Smirnitskaia I A, Frolov A A, Merzhanova G Kh
Zh Vyssh Nerv Deiat Im I P Pavlova. 2007 Mar-Apr;57(2):133-43.
We developed the model of alimentary instrumental conditioned bar-pressing reflex for cats making a choice between either immediate small reinforcement ("impulsive behavior") or delayed more valuable reinforcement ("self-control behavior"). Our model is based on the reinforcement learning theory.
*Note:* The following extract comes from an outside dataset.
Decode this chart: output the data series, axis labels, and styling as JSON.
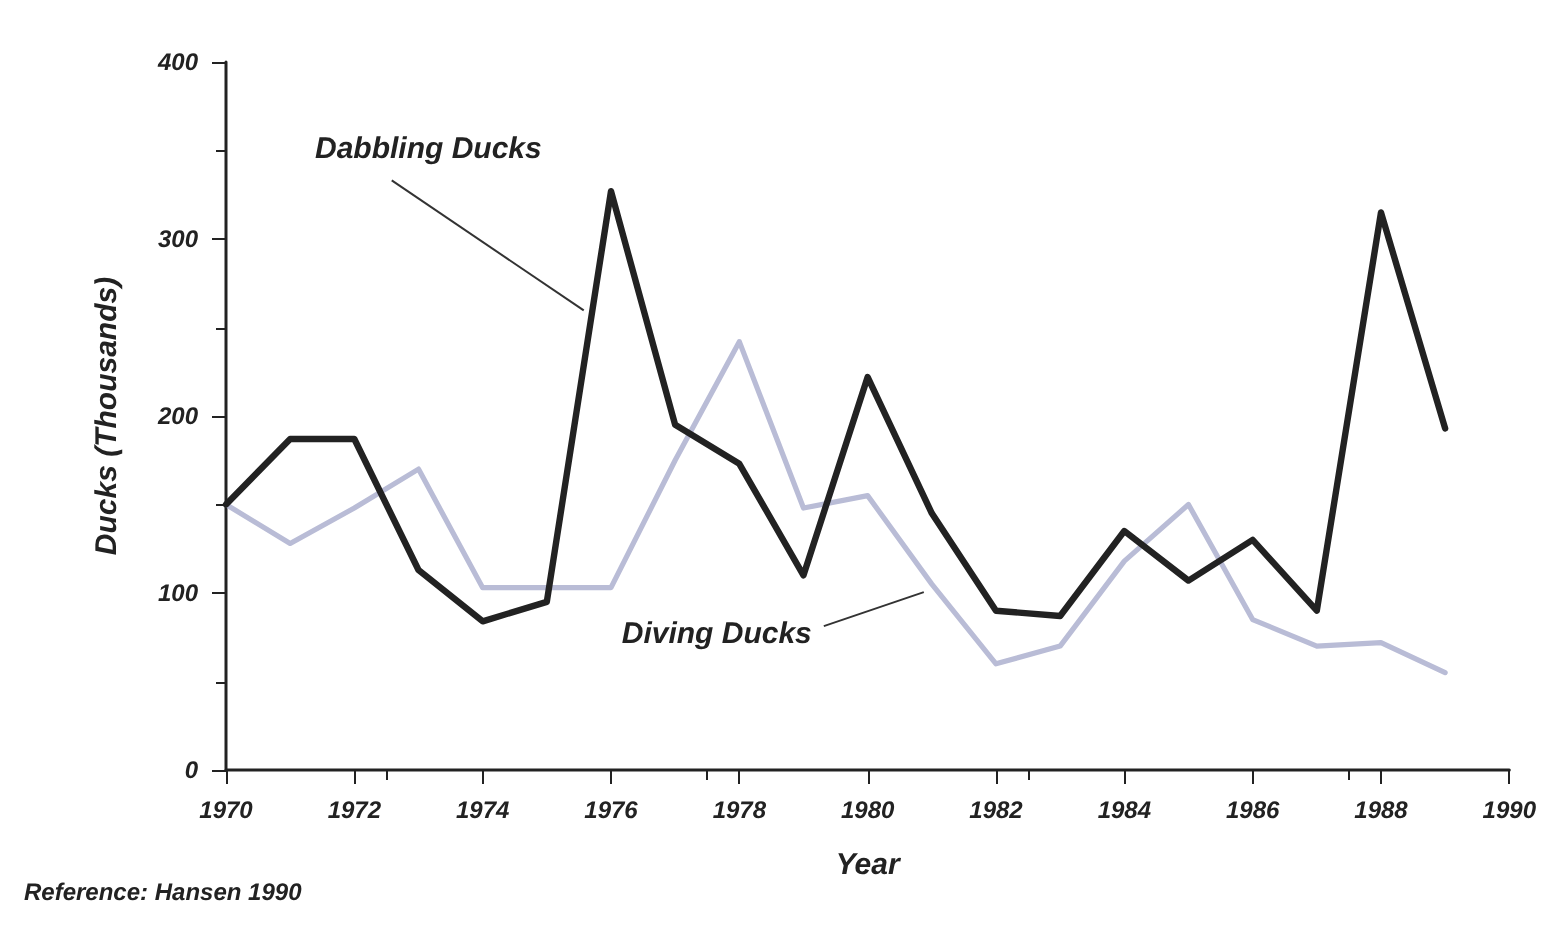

We emulated dopamine contribution by discount coefficient of this theory (a subjective decrease in the value of a delayed reinforcement). The results of computer simulation showed that "cats" with large discount coefficient demonstrated "self-control behavior"; small discount coefficient was associated with "impulsive behavior". This data are in agreement with the experimental data indicating that the impulsive behavior is due to a decreased amount of dopamine in striatum.
我们为猫建立了一种食物工具性条件性压杆反射模型,用于在即时小奖励(“冲动行为”)或延迟的更有价值奖励(“自我控制行为”)之间做出选择。我们的模型基于强化学习理论。我们通过该理论的折扣系数(延迟奖励价值的主观降低)来模拟多巴胺的作用。计算机模拟结果表明,具有大折扣系数的“猫”表现出“自我控制行为”;小折扣系数与“冲动行为”相关。这些数据与实验数据一致,表明冲动行为是由于纹状体中多巴胺量的减少。